Все, черпая по очереди, ели из одной глиняной миски щи. Я, опасаясь напугать новых знакомцев своим «странным» выговором, только кратко поблагодарил за гостеприимство и присоединился к трапезе. Хозяин в застолье не участвовал, отстраненно сидел на голой лавке у окна.
Разговор постояльцы вели неспешный, и касался он состояния дорог и безопасности проезда. Один из гостей начал рассказывать, как недавно государевы стрельцы под водительством воеводы Ивана Басманова с трудом справились с казачьей бандой Хлопка Косолапа, чуть не захватившей саму Москву. Услышав знакомое имя, я начал прислушиваться к разговору, и это не прошло незамеченным.

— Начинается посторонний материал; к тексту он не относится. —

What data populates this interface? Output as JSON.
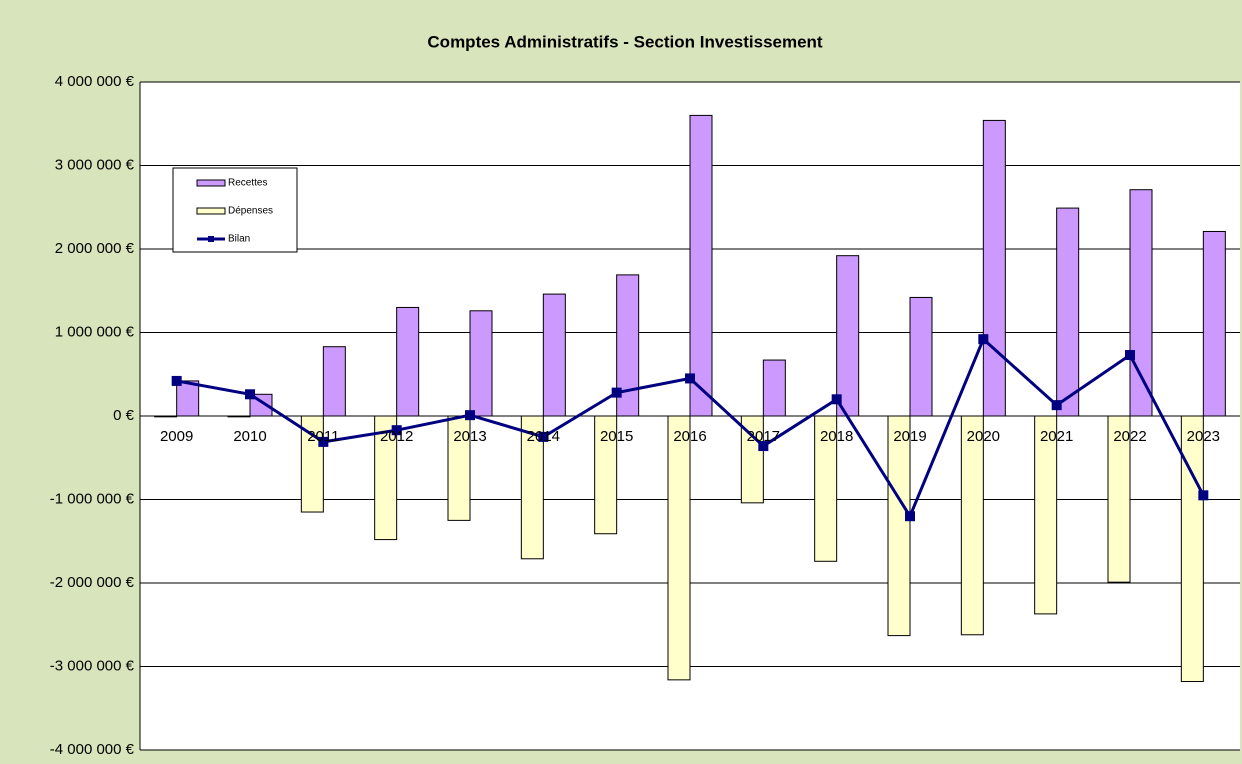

— А ты, православный, из чьих будешь? — неожиданно, прервав рассказчика, спросил меня мужик средних лет, могучего телосложения.
При свете лампадок и лучины разглядеть его лицо было мудрено, тем более, что сидел он ближе меня к образам и свет находился у него за спиной.
— Из-под Углича еду в Москву по своим делам, — кратко ответил я, старательно подражая их архаичному выговору.
— Про Хлопка слышал? — задал новый вопрос мужик.
— Не доводилось, — ответил я.
— Слышно, его черкасы, коих не добили, по округе рыщут, ты не из их числа?
— Нет, я не черкас, я русский.
— Наших у них, слыхать, тоже много. Почто саблю в мешке прячешь? — продолжил он допрос, демонстрируя свою наблюдательность.
— Ножен нет, не голой же ее везти. А вы, из каких будете?
— Гости мы, по торговой части, — ответил здоровяк, — тоже в Москву добираемся, за иноземным товаром.
Назвав себя «гостем», собеседник сильно прихвастнул, «гостями» в это время на Московии почитали самых первых купцов.